Sea, ricavi e margini in rialzo in sem1, prosegue iter Ipo

martedì 23 agosto 2011 19:13
 

MILANO, 23 agosto (Reuters) - Sea, la società di gestione degli aeroporti milanesi, ha chiuso il primo semestre con ricavi e margini in crescita.

Sea, si legge in un comunicato, ha archiviato il periodo gennaio-giugno con ricavi pari a 299,8 milioni di euro, in rialzo del 4,3%, un Ebitda di 66,7 milioni (+5,4%) e un Ebit di 37,9 milioni (+18,6%).

L'utile netto si è attestato a 37,1 milioni, con un balzo del 145,6%, ma sul risultato, precisa la nota, "incidono alcune operazioni di valorizzazione di partecipazioni societarie", al netto delle quali l'utile sarebbe salito del 40% circa.

L'indebitamento finanziario si è attestato a 304,3 milioni, in calo rispetto ai 344,7 milioni al 31 dicembre scorso.

Il traffico passeggeri a Malpensa e Linate è cresciuto del 7,7%, a 13,4 milioni, mentre quelle delle merci è aumentato dell'11,3%, a 232.000 tonnellate. Nei primi sette mesi dell'anno, aggiunge Sea, i passeggeri sono stati 16,2 milioni, mentre le merci trasportate sono state pari a 274.000 tonnellate.

La società guidata da Giuseppe Bonomi ricorda che, il 3 maggio scorso, l'assemblea ha deliberato l'avvio del processo di quotazione a Piazza Affari. Il 5 luglio scorso, Sea ha depositato in Borsa e Consob la documentazione relativa.

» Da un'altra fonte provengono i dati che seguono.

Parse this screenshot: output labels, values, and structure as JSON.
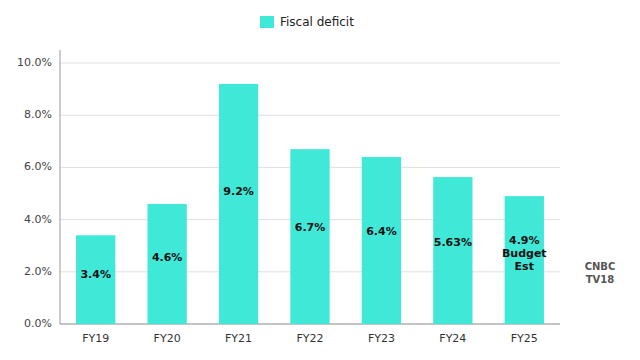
{
  "chart_data": {
    "type": "bar",
    "categories": [
      "FY19",
      "FY20",
      "FY21",
      "FY22",
      "FY23",
      "FY24",
      "FY25"
    ],
    "series": [
      {
        "name": "Fiscal deficit",
        "color": "#40E8D8",
        "values": [
          3.4,
          4.6,
          9.2,
          6.7,
          6.4,
          5.63,
          4.9
        ],
        "value_labels": [
          "3.4%",
          "4.6%",
          "9.2%",
          "6.7%",
          "6.4%",
          "5.63%",
          "4.9%\nBudget\nEst"
        ]
      }
    ],
    "ylim": [
      0,
      10.5
    ],
    "yticks": [
      {
        "value": 0.0,
        "label": "0.0%"
      },
      {
        "value": 2.0,
        "label": "2.0%"
      },
      {
        "value": 4.0,
        "label": "4.0%"
      },
      {
        "value": 6.0,
        "label": "6.0%"
      },
      {
        "value": 8.0,
        "label": "8.0%"
      },
      {
        "value": 10.0,
        "label": "10.0%"
      }
    ],
    "grid": true,
    "legend": "top",
    "data_labels": true,
    "annotations": [
      "CNBC\nTV18"
    ]
  }
}
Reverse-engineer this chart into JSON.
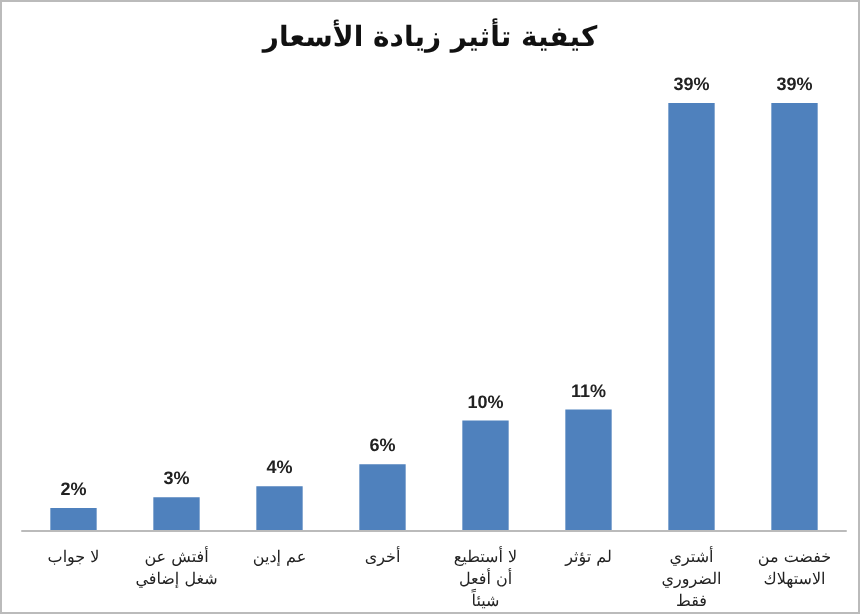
{
  "chart_data": {
    "type": "bar",
    "title": "كيفية تأثير زيادة الأسعار",
    "categories": [
      "لا جواب",
      "أفتش عن شغل إضافي",
      "عم إدين",
      "أخرى",
      "لا أستطيع أن أفعل شيئاً",
      "لم تؤثر",
      "أشتري الضروري فقط",
      "خفضت من الاستهلاك"
    ],
    "values": [
      2,
      3,
      4,
      6,
      10,
      11,
      39,
      39
    ],
    "value_labels": [
      "2%",
      "3%",
      "4%",
      "6%",
      "10%",
      "11%",
      "39%",
      "39%"
    ],
    "color": "#4f81bd",
    "grid": false
  }
}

Bonomi ha sottolineato che "Sea prosegue l'iter di quotazione in Borsa".

Sea prevede che "lo scenario macroeconomico di riferimento dei prossimi mesi sarà caratterizzato da fattori di incertezza legati al recente acuirsi della crisi finanziaria internazionale, i cui effetti potrebbero riflettersi sull'economia reale". La società "ritiene comunque possibile un'evoluzione positiva dei risultati 2011, ove il contesto di riferimento non subisca significative modifiche, pur permanendo le condizioni di instabilità dell'area del bacino del Mediterraneo".

"Fattore importante per l'evoluzione di Sea, con particolare riferimento allo sviluppo infrastrutturale", si legge nella nota, "è la conclusione dell'iter di approvazione del contratto di programma, che, con il previsto adeguamento del livello tariffario, consentirà al gruppo di operare in un regime regolatorio certo e definito, anche nel medio termine, riducendo nel contempo il divario con i livelli tariffari medi europei".